Tuesday, October 29, 2013

How does a city remember?

My first time at Honest Ed’s, I got lost. I had just moved to Toronto and walked down the street to check out the monstrous, garish store on the corner near my new apartment. It beckoned me at night with its flashing circus lights and stupid joke signs. How does a place like this even exist? I walked through housewares and continued up and down stairs, only starting to panic when it seemed as though I was going in circles. Hadn’t I seen that display of Lady’s Fashion Leggings before?

But it may be Honest Ed’s turn to be lost—at least, its physical presence now that owner David Mirvish has announced he has sold the property to Westbank, a Vancouver-based developer (which, interestingly, is responsible for the redevelopment of another iconic department store, Woodward's, in Vancouver). 

I’ve learned in my three and a half years in Toronto that if you mention Honest Ed’s you should be prepared for a story. Whether it’s someone’s first encounter with the store, the way their mother used to eat fries and gravy in the basement, or how they furnished their new apartment with its cheap products, every Torontonian seems to have a little nook carved out in their brain filled with hand-painted signs, light bulbs and weird Elvis busts.

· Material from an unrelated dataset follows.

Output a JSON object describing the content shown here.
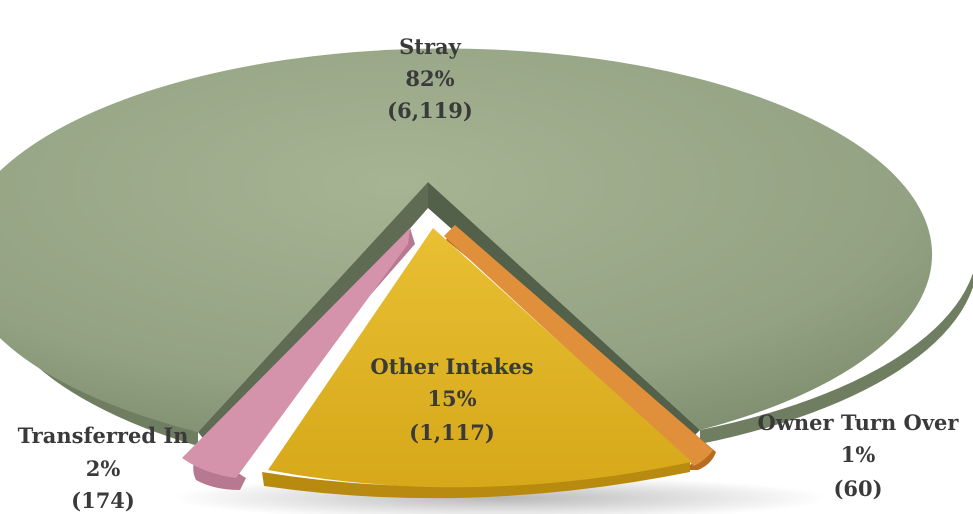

But in the face of inevitable urban change, how does the city itself remember?

Is it enough to preserve the iconic sign? Does it need to be the whole sign or just a bit of it? Any preservation of a part of the former store or sign would certainly only serve a metaphorical purpose, an evocation of the something larger that was once there. A fragment like that may simply collapse under its own weight.

Should we just march blindly forward with a clean slate and post a bronze plaque out front with a few words like some sort of gravestone? How do you fashion something to hold all those memories in place and do you even need to?

No doubt all these and more will be discussed, debated, shouted and written about to death over the next few years. For some, preserving just a part of the whole is worse than doing nothing, while others may hold on to whatever fragment they can get with dear life. There are people who scrapbook and there are people who don’t.

What I do know is that when I walk by the corner 30 years from now, dodging the hover cars and walking my genetically-modified meowl, I will be able to point to whatever building lies on the corner and say that’s where I got lost by the Lady’s Fashion Leggings.